Hilda Churchill morreu num lar de Salford, em Inglaterra, apenas horas depois de testar positivo para a Covid-19 e oito dias antes de completar 109 anos. Logo depois do final da Primeira Guerra Mundial, em 1918, a Gripe Espanhola alastrou pelo mundo inteiro e infetou cerca de 500 milhões de pessoas — quase toda a família de Hilda, que vivia em Crewe, a sul de Liverpool e Manchester, foi infetada pela doença mas só a irmã mais nova da inglesa, com apenas 12 meses, acabou por não sobreviver.
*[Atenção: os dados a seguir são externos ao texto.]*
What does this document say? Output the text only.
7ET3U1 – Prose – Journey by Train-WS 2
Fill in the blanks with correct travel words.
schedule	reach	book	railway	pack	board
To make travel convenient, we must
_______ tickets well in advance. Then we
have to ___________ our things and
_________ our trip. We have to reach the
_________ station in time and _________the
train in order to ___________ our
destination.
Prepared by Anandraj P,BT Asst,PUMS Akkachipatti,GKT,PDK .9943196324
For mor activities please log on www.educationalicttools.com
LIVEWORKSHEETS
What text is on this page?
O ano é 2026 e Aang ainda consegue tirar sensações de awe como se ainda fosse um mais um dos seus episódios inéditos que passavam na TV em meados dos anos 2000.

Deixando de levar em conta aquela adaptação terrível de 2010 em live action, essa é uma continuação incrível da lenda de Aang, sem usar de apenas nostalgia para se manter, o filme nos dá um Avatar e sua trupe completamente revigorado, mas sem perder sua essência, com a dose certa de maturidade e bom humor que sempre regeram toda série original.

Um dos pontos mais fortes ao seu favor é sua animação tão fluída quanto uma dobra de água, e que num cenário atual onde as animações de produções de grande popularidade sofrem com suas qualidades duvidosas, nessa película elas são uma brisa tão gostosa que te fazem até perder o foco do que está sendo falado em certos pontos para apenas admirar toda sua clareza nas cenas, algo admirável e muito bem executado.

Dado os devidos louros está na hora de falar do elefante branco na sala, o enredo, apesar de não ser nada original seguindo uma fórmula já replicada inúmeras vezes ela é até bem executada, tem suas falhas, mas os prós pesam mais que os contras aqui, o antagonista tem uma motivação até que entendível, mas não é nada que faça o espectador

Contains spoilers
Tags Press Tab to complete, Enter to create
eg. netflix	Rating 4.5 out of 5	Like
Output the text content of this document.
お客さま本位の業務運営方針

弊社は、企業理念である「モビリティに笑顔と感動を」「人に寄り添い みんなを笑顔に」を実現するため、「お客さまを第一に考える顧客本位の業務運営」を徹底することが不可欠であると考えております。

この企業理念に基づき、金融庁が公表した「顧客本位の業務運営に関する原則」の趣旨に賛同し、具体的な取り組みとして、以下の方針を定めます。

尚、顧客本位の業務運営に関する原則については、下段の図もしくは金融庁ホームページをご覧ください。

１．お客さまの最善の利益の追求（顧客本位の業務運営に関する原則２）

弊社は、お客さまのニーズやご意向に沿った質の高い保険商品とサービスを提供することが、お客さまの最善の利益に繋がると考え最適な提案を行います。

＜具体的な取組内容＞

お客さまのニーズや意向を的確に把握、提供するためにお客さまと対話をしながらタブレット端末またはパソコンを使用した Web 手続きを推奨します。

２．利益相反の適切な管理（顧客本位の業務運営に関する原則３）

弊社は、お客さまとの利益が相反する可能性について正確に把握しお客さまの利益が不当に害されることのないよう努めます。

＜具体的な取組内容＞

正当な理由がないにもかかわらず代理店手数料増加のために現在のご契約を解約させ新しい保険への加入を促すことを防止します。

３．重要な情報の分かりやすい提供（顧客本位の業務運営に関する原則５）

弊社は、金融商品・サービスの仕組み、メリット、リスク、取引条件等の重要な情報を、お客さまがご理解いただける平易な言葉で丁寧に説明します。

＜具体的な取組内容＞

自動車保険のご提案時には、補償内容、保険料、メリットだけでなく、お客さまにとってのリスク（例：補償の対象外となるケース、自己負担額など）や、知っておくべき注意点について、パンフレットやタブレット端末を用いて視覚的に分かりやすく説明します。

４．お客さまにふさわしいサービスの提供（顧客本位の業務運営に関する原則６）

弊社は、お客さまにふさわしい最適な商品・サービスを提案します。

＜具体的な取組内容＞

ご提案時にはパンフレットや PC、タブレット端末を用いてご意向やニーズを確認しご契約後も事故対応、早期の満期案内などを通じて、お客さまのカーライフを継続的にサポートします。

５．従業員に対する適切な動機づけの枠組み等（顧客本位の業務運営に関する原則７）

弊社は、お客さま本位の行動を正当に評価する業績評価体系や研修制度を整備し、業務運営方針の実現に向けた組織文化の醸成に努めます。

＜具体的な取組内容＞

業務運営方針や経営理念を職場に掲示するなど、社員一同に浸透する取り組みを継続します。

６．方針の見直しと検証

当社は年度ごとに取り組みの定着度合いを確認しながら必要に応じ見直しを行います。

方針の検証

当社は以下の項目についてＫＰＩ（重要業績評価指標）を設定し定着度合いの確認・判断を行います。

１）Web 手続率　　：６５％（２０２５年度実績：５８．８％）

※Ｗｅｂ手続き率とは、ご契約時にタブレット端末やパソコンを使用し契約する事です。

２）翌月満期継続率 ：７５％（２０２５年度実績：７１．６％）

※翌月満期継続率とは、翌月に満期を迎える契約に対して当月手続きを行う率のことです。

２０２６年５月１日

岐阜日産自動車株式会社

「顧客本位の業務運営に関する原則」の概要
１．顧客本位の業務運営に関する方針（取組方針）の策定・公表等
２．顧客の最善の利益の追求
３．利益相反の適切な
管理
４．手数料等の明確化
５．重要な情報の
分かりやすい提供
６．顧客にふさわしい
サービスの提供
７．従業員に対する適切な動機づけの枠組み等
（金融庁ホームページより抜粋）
“P”, Máxima e Lina nasceram em plena Gripe Espanhola. Agora sobreviveram à COVID-19

“Enquanto lhe falava sobre o coronavírus ela começou a falar sobre a Gripe Espanhola e a recordar o quão terrível foi”, disse o neto de Hilda, Anthony Churchill, ao Manchester Evening News. Anthony acrescentou ainda que, nas últimas horas de vida, a avó se recordou de que o pai “colapsou na rua”, devido à Gripe Espanhola, e lembrou-se de ver “um pequeno caixão ser colocado numa carruagem”, que transportava a irmã bebé.

Hilda Churchill, que deixa quatro filhos, 11 netos e 14 bisnetos, era costureira e mudou-se para Salford durante a Grande Depressão, nos anos 30. “Ela nunca entendeu como é que ficou tão velha. Acho que foi o trabalho esforçado que a fez continuar. Isso e bons genes”, explicou o neto, que disse ainda que Hilda nunca teve grandes problemas de saúde. “Chegou a dizer que era impressionante como uma coisa que não conseguimos ver pode ser tão devastadora”, concluiu Anthony Churchill.

Em Itália e em Espanha, também ficaram conhecidas outras histórias de sobreviventes da Gripe Espanhola infetados com o coronavírus: contudo, nesses três casos, todos sobreviveram também à pandemia atual. “P”, italiano de 101 anos, Lina, italiana de 102 anos, e Máxima, espanhola também centenária, ultrapassaram a Gripe Espanhola há quase um século e voltaram agora a superar a Covid-19.